Une annonce immobilière publiée sur Zillow le 29 juillet propose à la vente une maison située à Nunn, dans le Colorado, avec une particularité : l'occupante, Tori McMechan, refuse de quitter les lieux. Les acheteurs potentiels sont informés qu'ils devront gérer eux-mêmes le départ de l'habitante, ce qui a suscité de vives réactions sur les réseaux sociaux.
Une bataille judiciaire de 15 ans
Tori McMechan, greffière de profession, vit dans cette maison depuis 2006, date à laquelle son mari l'avait achetée. Après le décès accidentel de son époux en 2010, elle a tenté de reprendre le prêt immobilier à son nom, mais la banque a refusé, prétextant que le nom de son mari figurait toujours sur le contrat. Selon ses déclarations à 9 News, elle aurait pu rembourser le bien dès 2021 si la banque avait accepté ses paiements. "Ils peuvent entrer, mais je ne m'en irai pas", a-t-elle affirmé.
Les archives judiciaires indiquent que le prêt est devenu non performant depuis 2010, ce qui a conduit à une procédure de saisie. Malgré ses tentatives, la Cour d'appel du Colorado a statué que ses arguments ne constituaient pas un motif légal pour empêcher la vente. Tori McMechan compte toutefois exiger un procès devant jury, un droit accordé aux locataires menacés d'expulsion dans certaines circonstances.
Une annonce controversée
L'annonce, partagée par le compte Zillow Gone Wild, précise que les acheteurs ne peuvent pas visiter le bien avant l'achat et qu'il leur incombe de faire partir l'occupante. Cette situation a provoqué de nombreuses réactions sur X, où un internaute a commenté : "215 000 dollars pour une maison squattée, c'est de la folie, peu importe l'endroit. L'intérieur doit être dingue".

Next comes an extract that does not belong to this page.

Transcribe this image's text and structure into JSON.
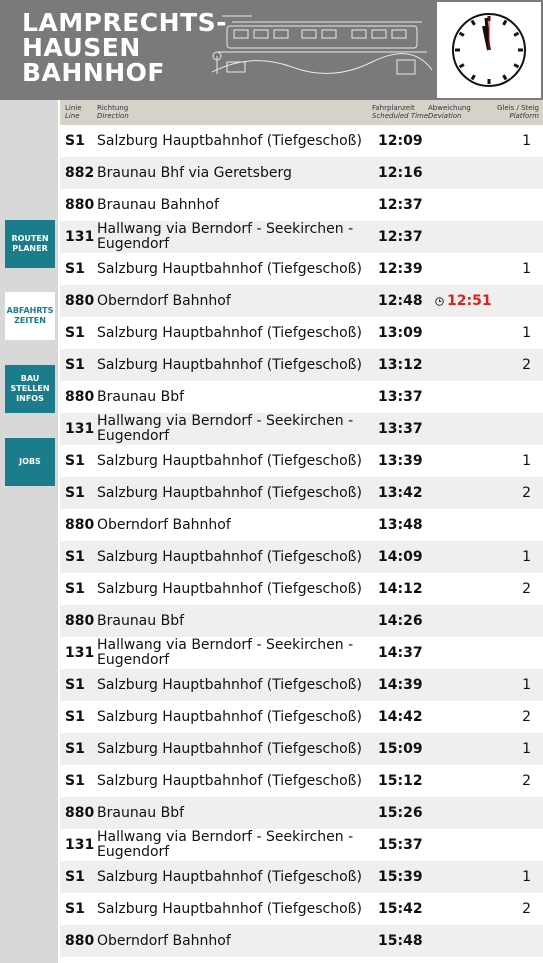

Cette affaire met en lumière les difficultés des conjoints survivants face aux banques, ainsi que les tensions autour des expulsions aux États-Unis. Selon le New York Post, l'annonce a été publiée après la décision de la Cour d'appel, ce qui a relancé le débat sur les droits des occupants et la transparence des ventes immobilières.
Des précédents similaires
Ce cas n'est pas isolé. Aux États-Unis, plusieurs ventes de maisons occupées ont déjà suscité des controverses, notamment en raison de l'absence de visite préalable et de la responsabilité laissée aux acheteurs. Les associations de défense des locataires dénoncent ces pratiques, qui peuvent conduire à des situations de stress et d'incertitude pour les occupants.
Pour Tori McMechan, l'avenir reste incertain. Elle espère que le procès devant jury lui permettra de faire valoir ses droits et de conserver sa maison. En attendant, elle continue de vivre dans les lieux, déterminée à ne pas céder.